Com Ela foi composta ano passado e tem um desabafo mesmo da infinita saudade que tenho de Cássia Eller”, admite Lanlan, que não teme que a associação a Cássia torne-se um peso em sua carreira. “Isso não me incomoda. Se a Cássia estivesse aqui, naturalmente estaria tocando com ela e muito feliz de registrar minhas músicas, como já estava fazendo desde 1999. A vida prossegue, a música me trouxe de volta à vida, depois dessa perda absurda. Mas para mim a vida era muito melhor com ela.”

Nada de releituras

Tímidas fora do palco mas verdadeiros leões em cima dele, Lanlan e Cássia Eller guardam outras semelhanças em suas vidas e carreiras, desde as atitudes debochadas e masculinizadas (em uma foto do encarte do disco, Lanlan aparece mostrando o dedo médio da mão esquerda, simulando um palavrão) até a coragem de expor publicamente sua sexualidade. Nas letras de Com Ela, Lanlan fala abertamente do assunto, como em Ela Me Falou (“Ela me falou que estava apaixonada / (...) ela mergulhou com o coração disritmado / que jamais vai balançar como o nosso balançou”) e Seu Bebezinho (“Dei um beijo estalado em seu ouvido / disse que era gostosa e não tinha defeito / grudei na moça, eu dei em cima”).
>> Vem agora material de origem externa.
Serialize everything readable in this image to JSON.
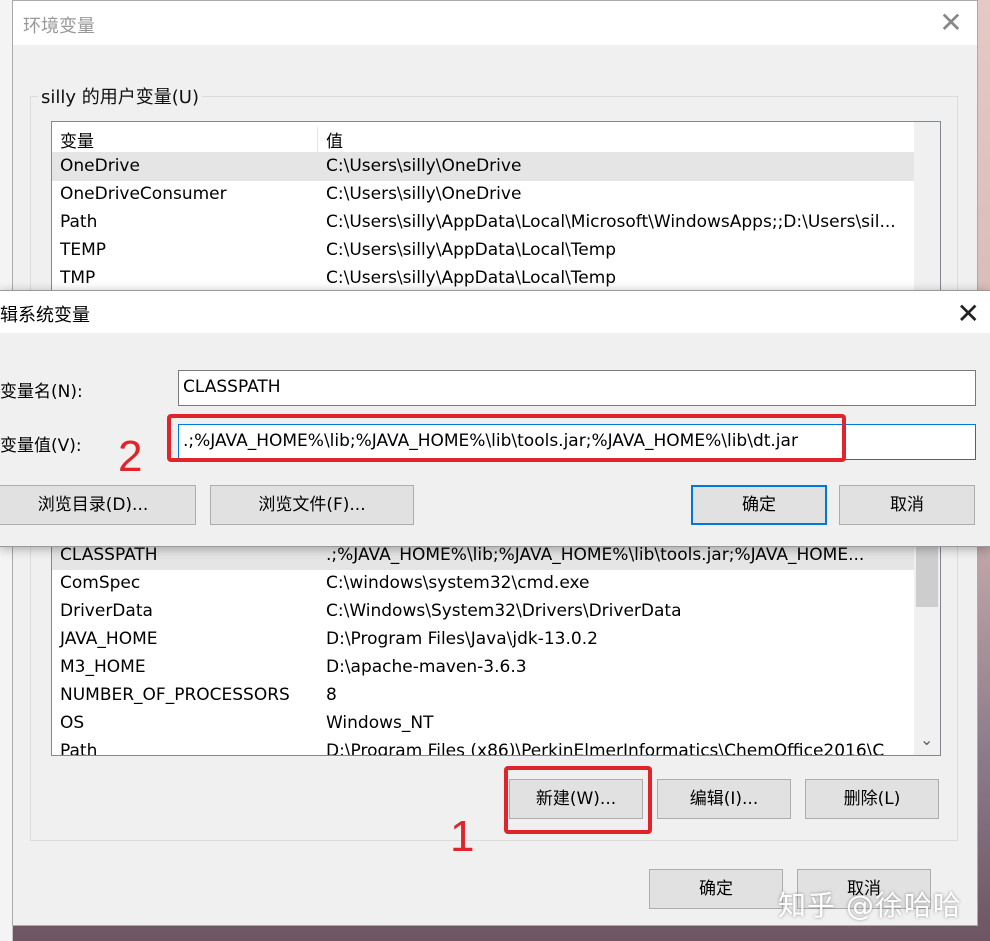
{
  "env_window": {
    "title": "环境变量",
    "user_group_label": "silly 的用户变量(U)",
    "columns": [
      "变量",
      "值"
    ],
    "user_vars": [
      {
        "name": "OneDrive",
        "value": "C:\\Users\\silly\\OneDrive"
      },
      {
        "name": "OneDriveConsumer",
        "value": "C:\\Users\\silly\\OneDrive"
      },
      {
        "name": "Path",
        "value": "C:\\Users\\silly\\AppData\\Local\\Microsoft\\WindowsApps;;D:\\Users\\sil..."
      },
      {
        "name": "TEMP",
        "value": "C:\\Users\\silly\\AppData\\Local\\Temp"
      },
      {
        "name": "TMP",
        "value": "C:\\Users\\silly\\AppData\\Local\\Temp"
      }
    ],
    "system_vars": [
      {
        "name": "CLASSPATH",
        "value": ".;%JAVA_HOME%\\lib;%JAVA_HOME%\\lib\\tools.jar;%JAVA_HOME..."
      },
      {
        "name": "ComSpec",
        "value": "C:\\windows\\system32\\cmd.exe"
      },
      {
        "name": "DriverData",
        "value": "C:\\Windows\\System32\\Drivers\\DriverData"
      },
      {
        "name": "JAVA_HOME",
        "value": "D:\\Program Files\\Java\\jdk-13.0.2"
      },
      {
        "name": "M3_HOME",
        "value": "D:\\apache-maven-3.6.3"
      },
      {
        "name": "NUMBER_OF_PROCESSORS",
        "value": "8"
      },
      {
        "name": "OS",
        "value": "Windows_NT"
      },
      {
        "name": "Path",
        "value": "D:\\Program Files (x86)\\PerkinElmerInformatics\\ChemOffice2016\\C"
      }
    ],
    "new_button": "新建(W)...",
    "edit_button": "编辑(I)...",
    "delete_button": "删除(L)",
    "ok_button": "确定",
    "cancel_button": "取消"
  },
  "edit_dialog": {
    "title": "辑系统变量",
    "name_label": "变量名(N):",
    "value_label": "变量值(V):",
    "name_value": "CLASSPATH",
    "value_value": ".;%JAVA_HOME%\\lib;%JAVA_HOME%\\lib\\tools.jar;%JAVA_HOME%\\lib\\dt.jar",
    "browse_dir_button": "浏览目录(D)...",
    "browse_file_button": "浏览文件(F)...",
    "ok_button": "确定",
    "cancel_button": "取消"
  },
  "annotations": {
    "step1": "1",
    "step2": "2",
    "color": "#e0242a"
  },
  "watermark": "知乎 @徐哈哈"
}
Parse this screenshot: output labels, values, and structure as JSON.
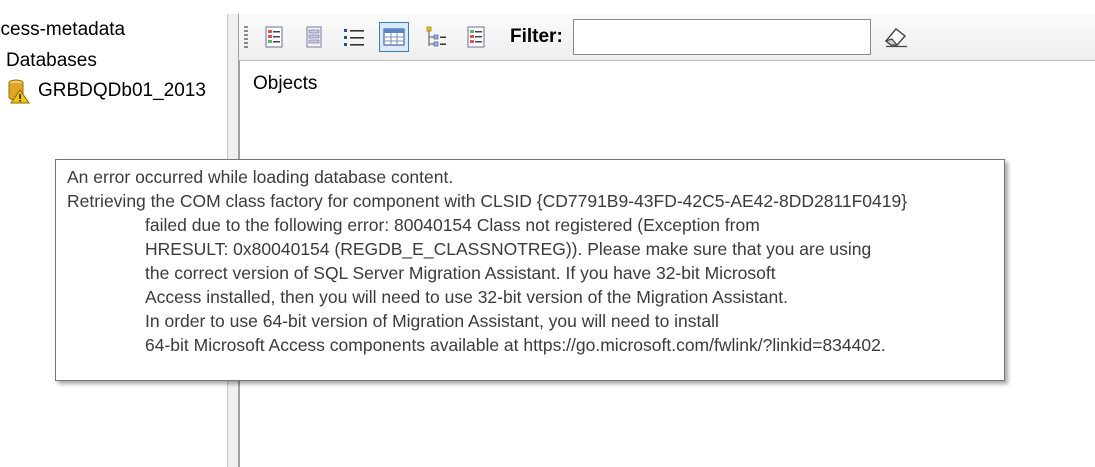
{
  "tree": {
    "root_label": "ccess-metadata",
    "group_label": "Databases",
    "database_label": "GRBDQDb01_2013"
  },
  "toolbar": {
    "buttons": [
      {
        "icon": "checklist-icon"
      },
      {
        "icon": "list-detail-icon"
      },
      {
        "icon": "bulleted-list-icon"
      },
      {
        "icon": "grid-view-icon"
      },
      {
        "icon": "sort-icon"
      },
      {
        "icon": "report-icon"
      }
    ],
    "filter_label": "Filter:",
    "filter_value": "",
    "clear_icon": "eraser-icon"
  },
  "objects_header": "Objects",
  "error_tooltip": {
    "lines": [
      "An error occurred while loading database content.",
      "Retrieving the COM class factory for component with CLSID {CD7791B9-43FD-42C5-AE42-8DD2811F0419}",
      "failed due to the following error: 80040154 Class not registered (Exception from",
      "HRESULT: 0x80040154 (REGDB_E_CLASSNOTREG)). Please make sure that you are using",
      "the correct version of SQL Server Migration Assistant. If you have 32-bit Microsoft",
      "Access installed, then you will need to use 32-bit version of the Migration Assistant.",
      "In order to use 64-bit version of Migration Assistant, you will need to install",
      "64-bit Microsoft Access components available at https://go.microsoft.com/fwlink/?linkid=834402."
    ]
  },
  "colors": {
    "toolbar_active_bg": "#dbe9f9",
    "toolbar_active_border": "#3c7fb1",
    "warning_yellow": "#f4c20d",
    "db_gold": "#e0a526"
  }
}
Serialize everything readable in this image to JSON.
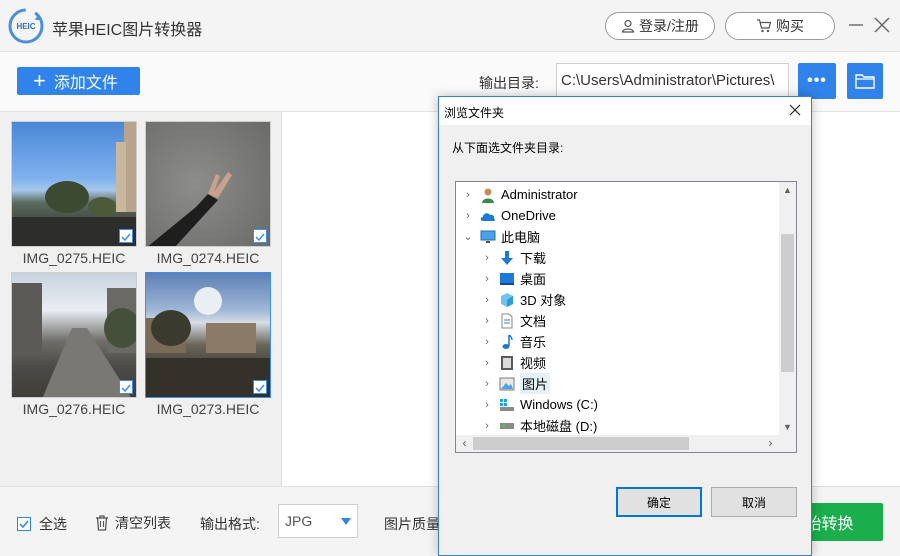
{
  "app": {
    "title": "苹果HEIC图片转换器",
    "logo_text": "HEIC",
    "login_label": "登录/注册",
    "buy_label": "购买"
  },
  "toolbar": {
    "add_file_label": "添加文件",
    "output_dir_label": "输出目录:",
    "output_dir_value": "C:\\Users\\Administrator\\Pictures\\",
    "more_label": "•••"
  },
  "files": [
    {
      "name": "IMG_0275.HEIC",
      "checked": true
    },
    {
      "name": "IMG_0274.HEIC",
      "checked": true
    },
    {
      "name": "IMG_0276.HEIC",
      "checked": true
    },
    {
      "name": "IMG_0273.HEIC",
      "checked": true
    }
  ],
  "bottom": {
    "select_all_label": "全选",
    "clear_list_label": "清空列表",
    "format_label": "输出格式:",
    "format_value": "JPG",
    "quality_label": "图片质量",
    "start_label": "开始转换"
  },
  "dialog": {
    "title": "浏览文件夹",
    "prompt": "从下面选文件夹目录:",
    "tree": [
      {
        "label": "Administrator",
        "icon": "user-icon",
        "expander": "›"
      },
      {
        "label": "OneDrive",
        "icon": "cloud-icon",
        "expander": "›"
      },
      {
        "label": "此电脑",
        "icon": "computer-icon",
        "expander": "⌄"
      },
      {
        "label": "下载",
        "icon": "download-icon",
        "expander": "›"
      },
      {
        "label": "桌面",
        "icon": "desktop-icon",
        "expander": "›"
      },
      {
        "label": "3D 对象",
        "icon": "cube-icon",
        "expander": "›"
      },
      {
        "label": "文档",
        "icon": "document-icon",
        "expander": "›"
      },
      {
        "label": "音乐",
        "icon": "music-icon",
        "expander": "›"
      },
      {
        "label": "视频",
        "icon": "video-icon",
        "expander": "›"
      },
      {
        "label": "图片",
        "icon": "pictures-icon",
        "expander": "›"
      },
      {
        "label": "Windows (C:)",
        "icon": "drive-c-icon",
        "expander": "›"
      },
      {
        "label": "本地磁盘 (D:)",
        "icon": "drive-icon",
        "expander": "›"
      }
    ],
    "selected_index": 9,
    "ok_label": "确定",
    "cancel_label": "取消"
  },
  "colors": {
    "accent": "#2f83ea",
    "start": "#1aae4c",
    "dialog_border": "#3a7fd0"
  }
}
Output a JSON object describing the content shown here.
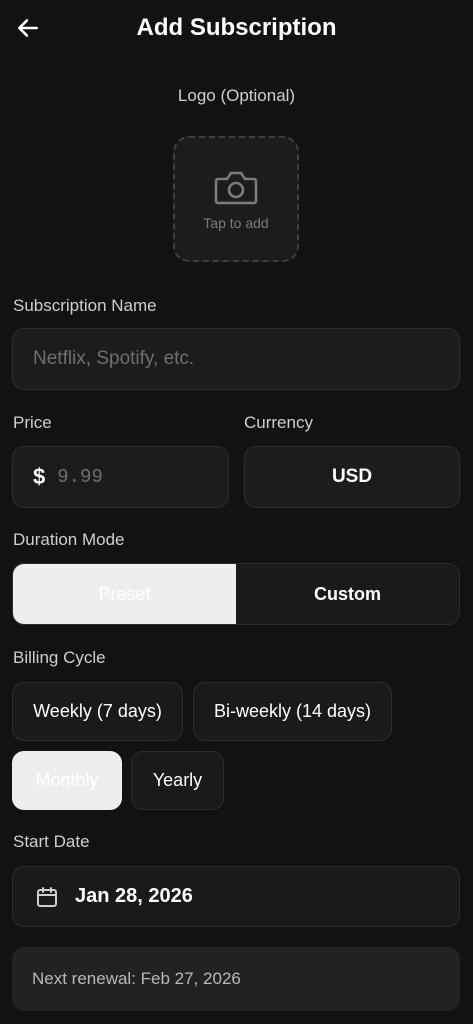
{
  "header": {
    "title": "Add Subscription"
  },
  "logo": {
    "label": "Logo (Optional)",
    "tap_text": "Tap to add"
  },
  "name": {
    "label": "Subscription Name",
    "placeholder": "Netflix, Spotify, etc.",
    "value": ""
  },
  "price": {
    "label": "Price",
    "symbol": "$",
    "placeholder": "9.99",
    "value": ""
  },
  "currency": {
    "label": "Currency",
    "value": "USD"
  },
  "duration_mode": {
    "label": "Duration Mode",
    "options": [
      "Preset",
      "Custom"
    ],
    "selected": "Preset"
  },
  "billing_cycle": {
    "label": "Billing Cycle",
    "options": [
      "Weekly (7 days)",
      "Bi-weekly (14 days)",
      "Monthly",
      "Yearly"
    ],
    "selected": "Monthly"
  },
  "start_date": {
    "label": "Start Date",
    "value": "Jan 28, 2026"
  },
  "renewal": {
    "text": "Next renewal: Feb 27, 2026"
  },
  "icons": {
    "back": "arrow-left-icon",
    "camera": "camera-icon",
    "calendar": "calendar-icon"
  },
  "colors": {
    "background": "#121212",
    "surface": "#1c1c1c",
    "border": "#2e2e2e",
    "selected": "#eeeeee",
    "muted_text": "#cfcfcf"
  }
}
“Não tenho receio de me expor, porque minhas músicas tratam de minhas tristezas e conquistas”, diz a percussionista. “Componho o que vivo realmente. Não tenho preconceitos com nada, o que me move é a paixão. Se estiver apaixonada por um homem vou namorar um homem, se for por uma mulher vou namorar também. É exatamente assim que acontece.”
Lanlan conta que tem cerca de 60 composições, e que nos shows com Os Elaines não entram releituras, nem de Cássia Eller. Uma boa oportunidade para ela mostrar ao público suas letras, que, quase sempre, falam de amor. Mas, é claro, de um modo bem particular. “Sou cantora de minhas músicas, que faço tirando um sarro das minhas próprias lamúrias.”